Я поднял его из лохани, вытер. Одевать не во что было, накинул пока рядно. Где смог, завязал, где булавками сколол. Хорошо, нашлись в ящичке швейной машины три английские булавки.

— Теперь я тебя постригу, побрею.

Оказалось, что я сноровки не потерял. Могу стричь, брить, как в прежние времена. Хотя, наверное, мало кто помнил, что я когда-то стриг, брил. Может, только кто-нибудь из стариков. Но старики поумирали почти все. Молодые стали старые. А за ними и те, кто помоложе, готовились старыми стать. Вроде недавно молодой был, а глядишь, в волосах седина пробивается, лбы округлились, под глазами мешки, на физиономиях борозды, рытвины. Правда, когда рядом живешь, особо не замечаешь, как старость без удержу подминает людей. Кажется, старики откуда-то приходят в деревню, а молодые уходят и возвращаются уже стариками. И только иногда подивишься, что это те же самые люди. Но, пожалуй, те самые.

Мне пришлось задом опереться о стол, иначе бы не устоять. Волосы у Михала были жесткие, густые, от матери, как и у меня. У Антека со Сташеком волосы отцовские, Сташек почти совсем облысел, да и у Антека проплешины светились, как в дырявой стрехе. Я остриг Михала под бобрик, а то вши прямо кишели. Потом вымыл ему голову.

— Ну а теперь поедим.

Я принес из больницы полпачки чаю, немного сахару, полбуханки хлеба, кусочек сыра, две котлеты. Все это мне санитарка Ядзя на прощанье дала. Вышла за мной в коридор, когда я к ней заглянул, чтобы сказать до свиданья.

— Возьмите. — И сунула мне сверток. — Не бежать же сразу в магазин. А поесть надо, как домой вернетесь.

Мне стало неловко, о доме я ей мало чего рассказывал, и неправду в основном, кто ж говорит правду женщине или покойнику. Хотел даже сказать, что меня наверняка с обедом будут ждать. Мол, я предупреждал, что возвращаюсь. Но чего-чего, а что у меня никого нет, Ядзя знала, кому же было ждать? Да и не позволила она мне долго отнекиваться.

— Берите, берите. Ешьте на здоровье. — Я хотел поцеловать ей руку, но она и левую, и правую спрятала за спину. — Да вы что, санитаркины руки целовать! Лучше навестите нас как-нибудь, если на ярмарку приедете, или так, при случае. Весело с вами было. Иной раз обсмеешься. А то всё помирают да помирают.
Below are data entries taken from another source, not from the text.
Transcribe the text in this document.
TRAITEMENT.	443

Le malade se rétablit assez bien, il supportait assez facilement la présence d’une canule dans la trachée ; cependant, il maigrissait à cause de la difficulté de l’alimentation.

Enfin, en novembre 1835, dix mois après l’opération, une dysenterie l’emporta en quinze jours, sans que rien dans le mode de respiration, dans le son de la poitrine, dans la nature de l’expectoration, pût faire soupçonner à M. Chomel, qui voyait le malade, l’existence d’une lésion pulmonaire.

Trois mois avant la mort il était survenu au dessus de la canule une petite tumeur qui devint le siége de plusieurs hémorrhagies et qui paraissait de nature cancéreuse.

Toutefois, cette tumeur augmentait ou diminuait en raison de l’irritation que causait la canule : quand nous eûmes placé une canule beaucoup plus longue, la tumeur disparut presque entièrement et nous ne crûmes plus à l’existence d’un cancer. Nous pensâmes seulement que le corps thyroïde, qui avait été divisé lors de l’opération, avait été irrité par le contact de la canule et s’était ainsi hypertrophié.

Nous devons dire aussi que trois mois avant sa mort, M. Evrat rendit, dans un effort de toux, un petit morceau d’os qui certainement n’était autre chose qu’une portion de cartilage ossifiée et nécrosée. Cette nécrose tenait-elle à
Я даже про Михала ей ничего не рассказывал. Говорил только, что у меня три брата и все трое городские. Антека со Сташеком она, правда, видела, когда они приезжали меня навестить, примерно через неделю после того, как я попал в больницу. Не представляю, откуда узнали, я их не извещал. Одеты — заглядишься. Костюмы, рубашки, галстуки, шик-блеск. Даже приятно было, что у меня такие братья. Но через час я уже был сыт по горло, хотя мы не виделись года два. Не успели спросить, одну ногу мне переехало или обе и долго ли буду лежать, а уже начали потихоньку меня отчитывать, что я сам виноват. Вместо того чтобы рожь да пшеницу сеять, надо было сад разбить, пасеку завести или заняться разведением скота, как они мне советовали не раз. Не пришлось бы от дождя убегать и хлеб в воскресенье свозить. В воскресенье отдыхать положено. С женой, с детьми сидеть дома. Или, если погожий денек, в машину — и в лес, на реку. Но я все думал, вечно буду молодой. Эта нет, та нет, ну и получил свое. К счастью, вошла Ядзя, и я ее с ними познакомил, это мои братья, Антек, Сташек, а это панна Ядзя, санитарка.

— О, пан Шимек у нас молодец, — сказала она, словно почувствовала, что они меня ругают. — Натерпится, как мало кто, а словом не пожалуется. И пошутить любит.

Только тогда они угомонились. Хотя Сташек, видать, не выговорился, потому что, когда Ядзя ушла, сказал:

— На ней вон женись. В больнице привыкла работать — и в поле была бы подмога.

Сумерки лезли в окна, в горнице посерело. А мы пили чай, ели хлеб с сыром. Котлеты я оставил на завтра. Телеги со снопами все еще поскрипывали на дороге. Иногда кто-нибудь крикнет — н-но! Иногда лошадь заденет подковой о камень. У кого-то дрога потрескивала, скрипели несмазанные оси, позвякивал нашильник у дышла. Я ждал, что Михал хотя бы спросит:

— Где ж ты так долго был?

Кошка и та сразу вспрыгнула ко мне на колени и стала ластиться, как будто огорчалась, что не может ни слова сказать по-людски. Собака, если б была, тоже бы небось сорвалась с цепи от радости, что я вернулся. И каждый, кто меня ни встречал, говорил по крайней мере: о, вернулся. А тут брат — и ничего.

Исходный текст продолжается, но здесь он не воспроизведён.